Dalam laporan tersebut, 13% pasien memiliki jaringan parut, “hasil yang kurang ditekankan dalam literatur saat ini” yang dapat memiliki efek emosional dan mental jangka panjang, catat para penulis. “Beberapa pasien, terutama pasien imunosupresi, memiliki lesi yang sangat besar dan/atau ulseronekrotik,” kata Dr. Rosenbach. “Bekas luka mereka bisa sangat signifikan. Sampai saat ini, sangat sedikit panduan bagi dokter atau pasien tentang cara mengurangi risiko ini dan, jika jaringan parut berkembang, cara terbaik untuk mengelolanya.”
Adapun pelajaran dari temuan tersebut, Dr. Yeung berkata, “dokter kulit perlu menyadari bahwa pasien dengan mpox dapat memiliki banyak morfologi pada saat yang sama dan lesi dapat melewati tahapan.” Dan, jelas dia, perawatan luka itu penting untuk mencegah jaringan parut.

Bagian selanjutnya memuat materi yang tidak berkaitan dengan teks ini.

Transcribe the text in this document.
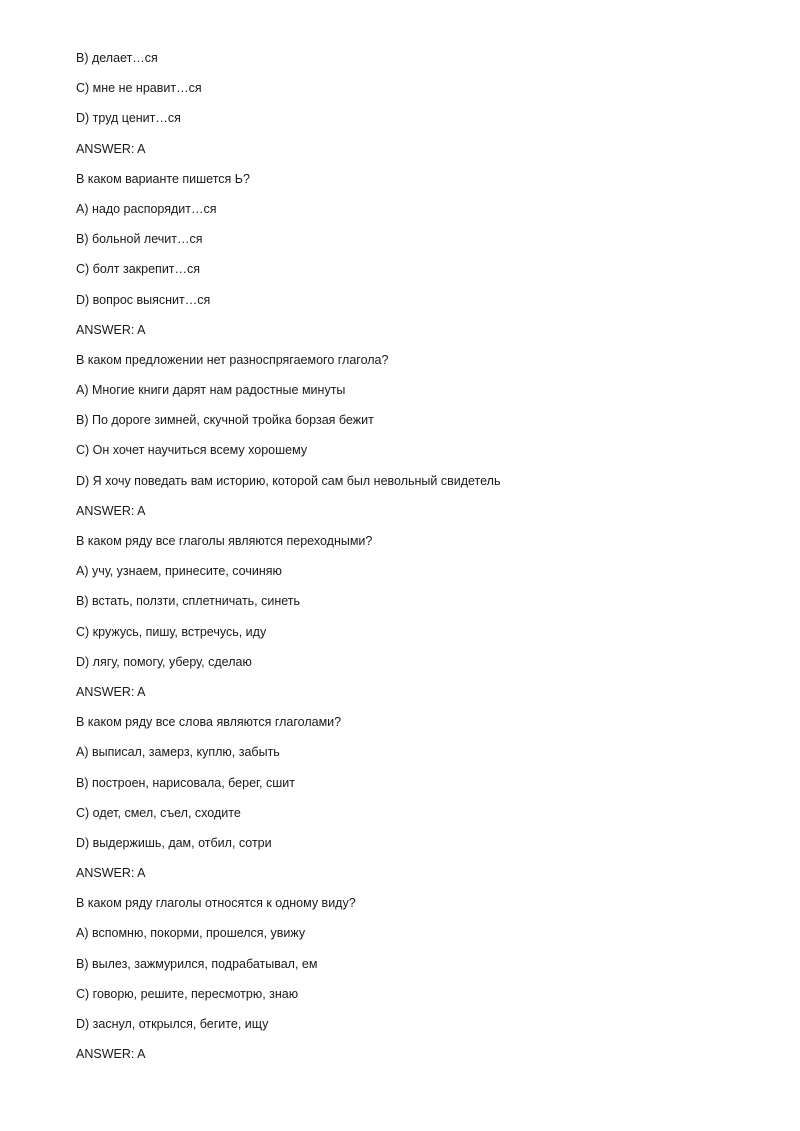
B) делает…ся
C) мне не нравит…ся
D) труд ценит…ся
ANSWER: A
В каком варианте пишется Ь?
A) надо распорядит…ся
B) больной лечит…ся
C) болт закрепит…ся
D) вопрос выяснит…ся
ANSWER: A
В каком предложении нет разноспрягаемого глагола?
A) Многие книги дарят нам радостные минуты
B) По дороге зимней, скучной тройка борзая бежит
C) Он хочет научиться всему хорошему
D) Я хочу поведать вам историю, которой сам был невольный свидетель
ANSWER: A
В каком ряду все глаголы являются переходными?
A) учу, узнаем, принесите, сочиняю
B) встать, ползти, сплетничать, синеть
C) кружусь, пишу, встречусь, иду
D) лягу, помогу, уберу, сделаю
ANSWER: A
В каком ряду все слова являются глаголами?
A) выписал, замерз, куплю, забыть
B) построен, нарисовала, берег, сшит
C) одет, смел, съел, сходите
D) выдержишь, дам, отбил, сотри
ANSWER: A
В каком ряду глаголы относятся к одному виду?
A) вспомню, покорми, прошелся, увижу
B) вылез, зажмурился, подрабатывал, ем
C) говорю, решите, пересмотрю, знаю
D) заснул, открылся, бегите, ищу
ANSWER: A
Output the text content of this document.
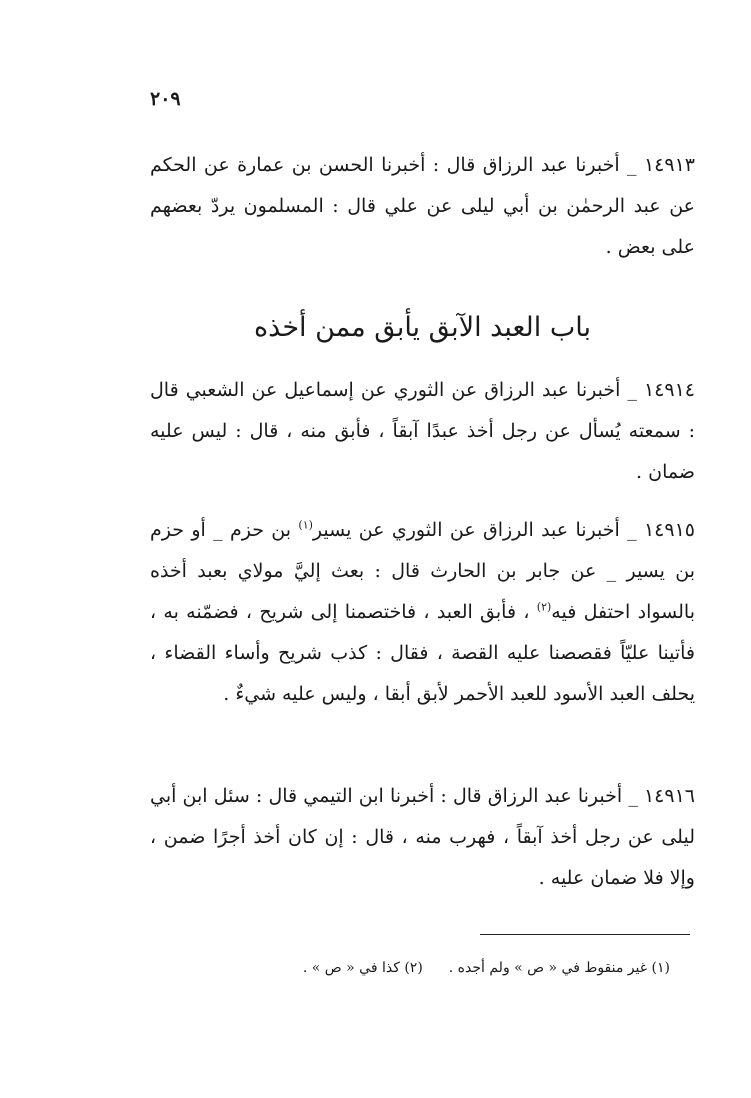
٢٠٩

١٤٩١٣ _ أخبرنا عبد الرزاق قال : أخبرنا الحسن بن عمارة عن الحكم عن عبد الرحمٰن بن أبي ليلى عن علي قال : المسلمون يردّ بعضهم على بعض .

باب العبد الآبق يأبق ممن أخذه

١٤٩١٤ _ أخبرنا عبد الرزاق عن الثوري عن إسماعيل عن الشعبي قال : سمعته يُسأل عن رجل أخذ عبدًا آبقاً ، فأبق منه ، قال : ليس عليه ضمان .

١٤٩١٥ _ أخبرنا عبد الرزاق عن الثوري عن يسير$^{(١)}$ بن حزم _ أو حزم بن يسير _ عن جابر بن الحارث قال : بعث إليَّ مولاي بعبد أخذه بالسواد احتفل فيه$^{(٢)}$ ، فأبق العبد ، فاختصمنا إلى شريح ، فضمّنه به ، فأتينا عليّاً فقصصنا عليه القصة ، فقال : كذب شريح وأساء القضاء ، يحلف العبد الأسود للعبد الأحمر لأبق أبقا ، وليس عليه شيءٌ .

١٤٩١٦ _ أخبرنا عبد الرزاق قال : أخبرنا ابن التيمي قال : سئل ابن أبي ليلى عن رجل أخذ آبقاً ، فهرب منه ، قال : إن كان أخذ أجرًا ضمن ، وإلا فلا ضمان عليه .

(١) غير منقوط في « ص » ولم أجده .(٢) كذا في « ص » .
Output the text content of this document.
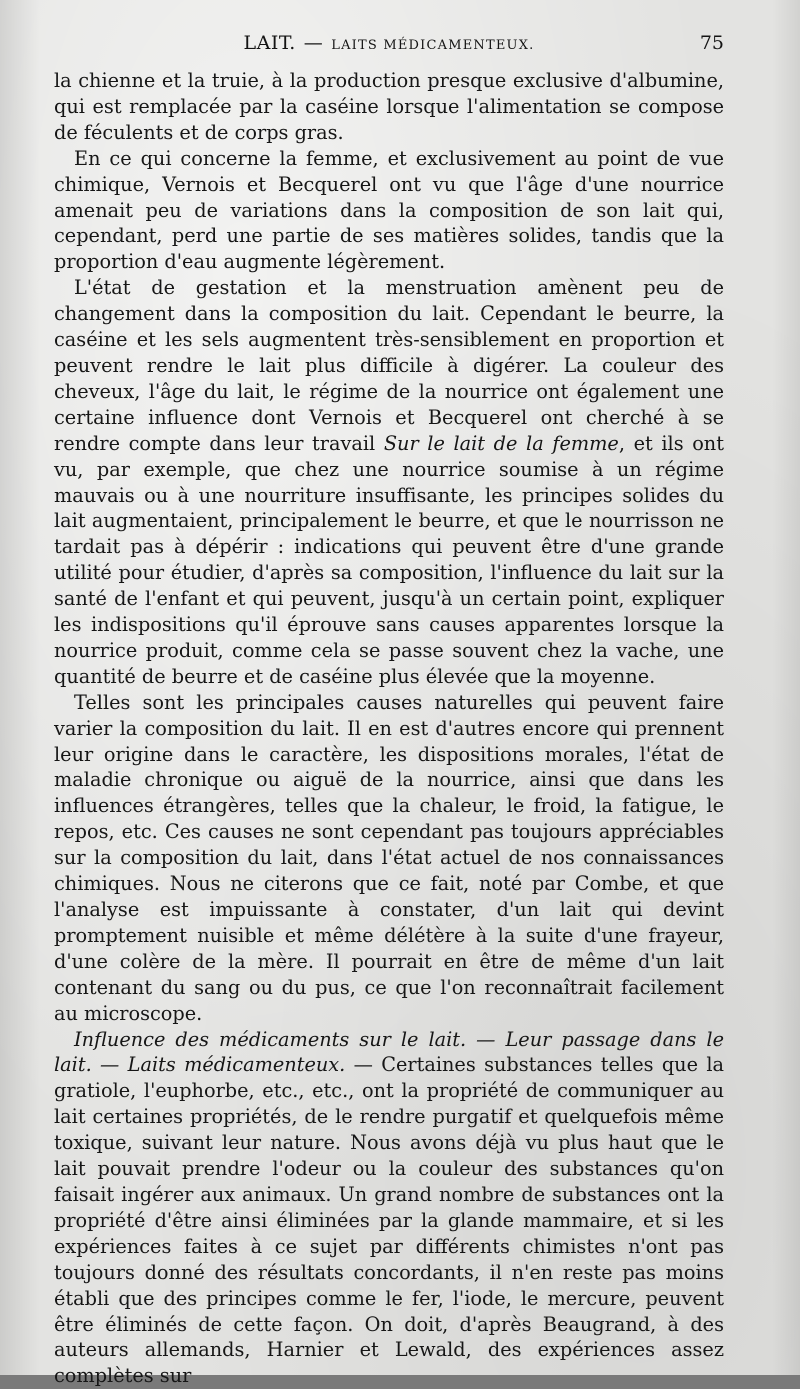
LAIT. — LAITS MÉDICAMENTEUX.	75

la chienne et la truie, à la production presque exclusive d'albumine, qui est remplacée par la caséine lorsque l'alimentation se compose de féculents et de corps gras.

En ce qui concerne la femme, et exclusivement au point de vue chimique, Vernois et Becquerel ont vu que l'âge d'une nourrice amenait peu de variations dans la composition de son lait qui, cependant, perd une partie de ses matières solides, tandis que la proportion d'eau augmente légèrement.

L'état de gestation et la menstruation amènent peu de changement dans la composition du lait. Cependant le beurre, la caséine et les sels augmentent très-sensiblement en proportion et peuvent rendre le lait plus difficile à digérer. La couleur des cheveux, l'âge du lait, le régime de la nourrice ont également une certaine influence dont Vernois et Becquerel ont cherché à se rendre compte dans leur travail Sur le lait de la femme, et ils ont vu, par exemple, que chez une nourrice soumise à un régime mauvais ou à une nourriture insuffisante, les principes solides du lait augmentaient, principalement le beurre, et que le nourrisson ne tardait pas à dépérir : indications qui peuvent être d'une grande utilité pour étudier, d'après sa composition, l'influence du lait sur la santé de l'enfant et qui peuvent, jusqu'à un certain point, expliquer les indispositions qu'il éprouve sans causes apparentes lorsque la nourrice produit, comme cela se passe souvent chez la vache, une quantité de beurre et de caséine plus élevée que la moyenne.

Telles sont les principales causes naturelles qui peuvent faire varier la composition du lait. Il en est d'autres encore qui prennent leur origine dans le caractère, les dispositions morales, l'état de maladie chronique ou aiguë de la nourrice, ainsi que dans les influences étrangères, telles que la chaleur, le froid, la fatigue, le repos, etc. Ces causes ne sont cependant pas toujours appréciables sur la composition du lait, dans l'état actuel de nos connaissances chimiques. Nous ne citerons que ce fait, noté par Combe, et que l'analyse est impuissante à constater, d'un lait qui devint promptement nuisible et même délétère à la suite d'une frayeur, d'une colère de la mère. Il pourrait en être de même d'un lait contenant du sang ou du pus, ce que l'on reconnaîtrait facilement au microscope.

Influence des médicaments sur le lait. — Leur passage dans le lait. — Laits médicamenteux. — Certaines substances telles que la gratiole, l'euphorbe, etc., etc., ont la propriété de communiquer au lait certaines propriétés, de le rendre purgatif et quelquefois même toxique, suivant leur nature. Nous avons déjà vu plus haut que le lait pouvait prendre l'odeur ou la couleur des substances qu'on faisait ingérer aux animaux. Un grand nombre de substances ont la propriété d'être ainsi éliminées par la glande mammaire, et si les expériences faites à ce sujet par différents chimistes n'ont pas toujours donné des résultats concordants, il n'en reste pas moins établi que des principes comme le fer, l'iode, le mercure, peuvent être éliminés de cette façon. On doit, d'après Beaugrand, à des auteurs allemands, Harnier et Lewald, des expériences assez complètes sur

AAD memiliki halaman sumber daya tentang perawatan kulit pada pasien dengan mpox yang mencakup informasi tentang pencegahan jaringan parut. Contoh ruam mpox tersedia di situs web CDC.
Studi ini didukung oleh hibah dari International League of Dermatologic Societies dan dukungan dari American Academy of Dermatology. Freeman adalah rekan penulis untuk UpToDate. Dr. Freeman dan Dr. Rosenbach adalah anggota Gugus Tugas Ad Hoc AAD untuk Membuat Konten Cacar Monyet. Penulis penelitian melaporkan tidak ada pengungkapan lain, dan Dr. Yeung tidak memiliki pengungkapan.
Artikel ini awalnya muncul di MDedge.com, bagian dari Medscape Professional Network.